Han regresado los setenta
y dos discípulos que Jesús había enviado por los pueblos y aldeas para
anunciar la llegada del Reino de Dios. Vienen emocionados, confesando que hasta los demonios se nos sometían
(Lc.10,17-24).
Jesús les cambia la mirada y les hace ver que lo más
importante no es que los demonios se le sometieran sino que sus nombres están escritos en el cielo.
Jesús se hace eco de aquello que les había impresionado a los discípulos, y lo
corrobora con aquella manifestación: Veía
a Satanás cayendo del cielo como un rayo por la potestad que había dado
Jesús a los discípulos para pisotear
serpientes y escorpiones y todo el ejército del enemigo.
Y Jesús en ese momento prorrumpe en una emocionante
alabanza a Dios: Te doy gracias, Padre,
Señor del Cielo y de la tierra, porque has escondido estas cosas a los sabios y
entendidos y se las has manifestado a la gente sencilla. He ahí el
sentimiento de Jesús. Y he ahí lo que nos incumbe a nosotros en lo que es la
sencillez para comprender y meditar el evangelio de Jesucristo. No son los
grandes pensadores los que suelen captar la verdad de ese evangelio. Suelen ser
los más sencillos los que comprenden el evangelio, precisamente porque se
acercan a él sin prejuicios ni resistencias, y entonces están con el corazón
abierto para poder adentrarse en la Palabra de Jesús.

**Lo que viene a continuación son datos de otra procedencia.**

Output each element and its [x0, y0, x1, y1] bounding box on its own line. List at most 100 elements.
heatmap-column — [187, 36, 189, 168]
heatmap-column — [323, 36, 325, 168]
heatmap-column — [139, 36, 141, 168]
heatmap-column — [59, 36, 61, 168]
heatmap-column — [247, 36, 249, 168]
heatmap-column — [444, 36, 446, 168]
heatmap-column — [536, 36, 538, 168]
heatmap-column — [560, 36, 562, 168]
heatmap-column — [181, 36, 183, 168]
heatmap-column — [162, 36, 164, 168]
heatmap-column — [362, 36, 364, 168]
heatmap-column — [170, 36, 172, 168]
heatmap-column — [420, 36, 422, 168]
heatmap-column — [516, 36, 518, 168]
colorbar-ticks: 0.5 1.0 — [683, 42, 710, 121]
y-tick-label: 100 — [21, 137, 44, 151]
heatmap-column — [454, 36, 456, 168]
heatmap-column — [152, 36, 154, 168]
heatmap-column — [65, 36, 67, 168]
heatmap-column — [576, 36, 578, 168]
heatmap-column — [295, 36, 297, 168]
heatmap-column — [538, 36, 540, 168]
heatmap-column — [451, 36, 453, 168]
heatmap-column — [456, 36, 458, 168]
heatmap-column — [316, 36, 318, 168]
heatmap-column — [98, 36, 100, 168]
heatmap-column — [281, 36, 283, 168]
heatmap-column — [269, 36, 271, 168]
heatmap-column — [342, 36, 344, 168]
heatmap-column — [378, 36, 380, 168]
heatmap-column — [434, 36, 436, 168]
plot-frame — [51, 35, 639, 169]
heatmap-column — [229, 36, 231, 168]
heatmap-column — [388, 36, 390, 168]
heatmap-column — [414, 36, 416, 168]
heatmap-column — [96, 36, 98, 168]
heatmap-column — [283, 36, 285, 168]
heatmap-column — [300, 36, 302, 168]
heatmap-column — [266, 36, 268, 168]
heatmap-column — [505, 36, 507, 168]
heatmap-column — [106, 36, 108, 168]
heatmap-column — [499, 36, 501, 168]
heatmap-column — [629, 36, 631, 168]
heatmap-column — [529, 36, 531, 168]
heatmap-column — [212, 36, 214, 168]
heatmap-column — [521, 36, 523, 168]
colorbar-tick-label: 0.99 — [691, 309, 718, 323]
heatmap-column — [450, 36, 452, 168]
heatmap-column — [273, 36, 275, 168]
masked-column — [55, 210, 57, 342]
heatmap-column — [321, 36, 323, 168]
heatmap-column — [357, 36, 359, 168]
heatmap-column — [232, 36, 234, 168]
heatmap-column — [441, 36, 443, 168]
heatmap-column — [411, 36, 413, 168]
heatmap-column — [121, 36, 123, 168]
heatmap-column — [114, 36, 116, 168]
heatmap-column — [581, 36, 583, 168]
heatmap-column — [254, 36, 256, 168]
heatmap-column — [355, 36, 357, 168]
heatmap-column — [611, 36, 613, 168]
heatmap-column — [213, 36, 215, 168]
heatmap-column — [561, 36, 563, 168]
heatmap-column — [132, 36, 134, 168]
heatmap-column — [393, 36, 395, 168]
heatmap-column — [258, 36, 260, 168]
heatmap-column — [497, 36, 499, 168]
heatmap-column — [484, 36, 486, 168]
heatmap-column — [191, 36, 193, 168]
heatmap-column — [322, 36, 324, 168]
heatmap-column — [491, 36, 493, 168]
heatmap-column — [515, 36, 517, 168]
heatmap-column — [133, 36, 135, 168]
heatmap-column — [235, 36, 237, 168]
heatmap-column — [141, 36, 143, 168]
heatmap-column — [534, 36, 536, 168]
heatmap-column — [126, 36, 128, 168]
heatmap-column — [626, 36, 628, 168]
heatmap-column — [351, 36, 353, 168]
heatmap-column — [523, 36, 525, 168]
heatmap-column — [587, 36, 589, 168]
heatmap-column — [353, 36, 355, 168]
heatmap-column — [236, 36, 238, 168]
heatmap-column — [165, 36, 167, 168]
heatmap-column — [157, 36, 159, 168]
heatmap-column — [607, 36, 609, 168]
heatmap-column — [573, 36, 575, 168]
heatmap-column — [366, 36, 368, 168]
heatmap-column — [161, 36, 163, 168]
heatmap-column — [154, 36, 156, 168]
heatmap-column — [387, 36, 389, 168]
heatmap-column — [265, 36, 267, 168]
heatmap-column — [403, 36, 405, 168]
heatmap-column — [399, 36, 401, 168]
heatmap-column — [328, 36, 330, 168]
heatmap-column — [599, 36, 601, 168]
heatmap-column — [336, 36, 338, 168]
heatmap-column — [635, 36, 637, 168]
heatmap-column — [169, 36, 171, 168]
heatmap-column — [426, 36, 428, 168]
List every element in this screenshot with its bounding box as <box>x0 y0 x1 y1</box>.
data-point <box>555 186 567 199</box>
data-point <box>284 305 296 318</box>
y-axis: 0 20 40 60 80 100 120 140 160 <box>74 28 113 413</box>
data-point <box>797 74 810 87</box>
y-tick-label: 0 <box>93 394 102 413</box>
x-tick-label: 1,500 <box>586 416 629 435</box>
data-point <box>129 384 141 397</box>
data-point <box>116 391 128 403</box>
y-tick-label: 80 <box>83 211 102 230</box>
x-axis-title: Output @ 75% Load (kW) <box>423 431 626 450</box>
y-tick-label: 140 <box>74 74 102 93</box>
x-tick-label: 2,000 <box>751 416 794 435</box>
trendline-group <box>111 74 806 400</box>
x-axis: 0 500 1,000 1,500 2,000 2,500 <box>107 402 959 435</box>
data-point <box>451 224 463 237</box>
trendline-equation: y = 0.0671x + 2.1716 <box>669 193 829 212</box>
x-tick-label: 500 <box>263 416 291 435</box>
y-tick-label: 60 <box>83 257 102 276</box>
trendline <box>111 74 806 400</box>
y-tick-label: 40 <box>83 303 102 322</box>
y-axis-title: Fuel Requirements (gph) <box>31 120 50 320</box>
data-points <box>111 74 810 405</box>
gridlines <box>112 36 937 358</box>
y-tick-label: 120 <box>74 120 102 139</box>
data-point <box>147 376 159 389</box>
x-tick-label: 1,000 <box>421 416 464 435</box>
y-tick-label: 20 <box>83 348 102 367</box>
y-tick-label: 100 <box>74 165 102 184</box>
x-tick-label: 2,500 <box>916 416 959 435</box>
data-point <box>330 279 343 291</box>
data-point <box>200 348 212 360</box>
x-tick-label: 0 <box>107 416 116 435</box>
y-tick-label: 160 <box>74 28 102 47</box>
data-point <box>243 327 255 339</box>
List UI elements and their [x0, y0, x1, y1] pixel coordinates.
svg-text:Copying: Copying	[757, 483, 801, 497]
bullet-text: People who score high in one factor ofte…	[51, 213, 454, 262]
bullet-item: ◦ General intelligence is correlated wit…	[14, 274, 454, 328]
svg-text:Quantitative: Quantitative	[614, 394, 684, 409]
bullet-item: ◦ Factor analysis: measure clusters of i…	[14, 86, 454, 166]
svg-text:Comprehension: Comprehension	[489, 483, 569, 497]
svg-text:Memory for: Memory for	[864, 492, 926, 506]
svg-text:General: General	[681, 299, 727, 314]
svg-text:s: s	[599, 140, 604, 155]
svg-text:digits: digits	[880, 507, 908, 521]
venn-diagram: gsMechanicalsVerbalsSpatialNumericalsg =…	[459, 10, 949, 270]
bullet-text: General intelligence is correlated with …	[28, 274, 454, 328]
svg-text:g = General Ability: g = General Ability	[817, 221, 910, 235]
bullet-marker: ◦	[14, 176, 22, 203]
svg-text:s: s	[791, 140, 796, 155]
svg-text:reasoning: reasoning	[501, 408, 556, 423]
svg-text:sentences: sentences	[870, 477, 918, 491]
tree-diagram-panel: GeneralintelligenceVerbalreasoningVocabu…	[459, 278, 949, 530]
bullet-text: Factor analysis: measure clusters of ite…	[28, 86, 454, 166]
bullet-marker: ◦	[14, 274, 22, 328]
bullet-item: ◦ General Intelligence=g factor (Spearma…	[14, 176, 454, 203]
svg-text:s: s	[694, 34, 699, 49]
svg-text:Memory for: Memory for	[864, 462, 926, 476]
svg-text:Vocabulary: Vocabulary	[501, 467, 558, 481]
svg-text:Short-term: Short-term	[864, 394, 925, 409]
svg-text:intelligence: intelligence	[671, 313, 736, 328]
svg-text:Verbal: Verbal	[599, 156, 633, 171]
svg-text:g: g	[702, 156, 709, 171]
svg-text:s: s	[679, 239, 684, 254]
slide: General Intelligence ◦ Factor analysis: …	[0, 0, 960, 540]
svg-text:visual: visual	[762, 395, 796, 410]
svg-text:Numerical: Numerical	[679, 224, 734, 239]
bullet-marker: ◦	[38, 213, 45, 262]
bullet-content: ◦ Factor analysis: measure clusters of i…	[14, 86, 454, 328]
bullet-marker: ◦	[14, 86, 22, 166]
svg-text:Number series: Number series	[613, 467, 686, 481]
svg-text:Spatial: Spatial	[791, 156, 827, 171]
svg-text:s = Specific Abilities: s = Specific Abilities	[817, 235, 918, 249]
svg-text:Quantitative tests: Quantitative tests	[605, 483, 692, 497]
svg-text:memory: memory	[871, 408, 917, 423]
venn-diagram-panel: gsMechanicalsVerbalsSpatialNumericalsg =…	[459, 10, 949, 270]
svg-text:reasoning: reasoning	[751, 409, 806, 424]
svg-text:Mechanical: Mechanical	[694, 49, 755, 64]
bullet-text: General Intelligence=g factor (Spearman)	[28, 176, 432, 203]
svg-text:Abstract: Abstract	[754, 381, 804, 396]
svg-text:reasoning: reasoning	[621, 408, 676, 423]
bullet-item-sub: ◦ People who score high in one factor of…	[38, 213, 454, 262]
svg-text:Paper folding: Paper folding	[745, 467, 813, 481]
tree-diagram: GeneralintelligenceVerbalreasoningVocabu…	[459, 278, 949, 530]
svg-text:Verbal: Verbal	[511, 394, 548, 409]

Y se ratifica Jesus en lo dicho, y remacha: Sí, Padre: así te ha parecido mejor. Y
de ahí salta a la realidad de sí mismo: Todo
me lo ha entregado mi Padre, y nadie conoce al Hijo sino el Padre, y nadie
conoce al Padre sino el Hijo, y aquel a quien el Hijo se lo quiera revelar.
Esto es una clara afirmación de la importancia de la
oración que profundiza en lo íntimo de Dios, o en el conocimiento interno de
Jesús, que es quien tiene que revelarnos al Padre. Por supuesto que Jesús nos
lo quiere revelar, pero tenemos que situarnos en esa actitud orante que haga
posible el contacto con el interior de Jesús.
Jesús, finalmente, se queda a solas con sus discípulos y
les dice aparte: Dichosos los ojos que
ven lo que vosotros veis; porque os digo que muchos profetas y reyes desearon
ver lo que vosotros veis, y no lo vieron, oír lo que oís, y no lo oyeron.
Aquellos profetas y reyes vivieron un tiempo de espera. Anhelaron que llegara
el momento de la manifestación mesiánica, pero no les había llegado a su hora.
Esa hora la tienen los discípulos, porque han visto a su Salvador, y pueden
todavía ahondar más su mundo interior para conocer al Padre y conocer al Hijo.
Y tocarle y palparle, oírlo y ver sus obras y embelesarse con la figura de
Jesucristo.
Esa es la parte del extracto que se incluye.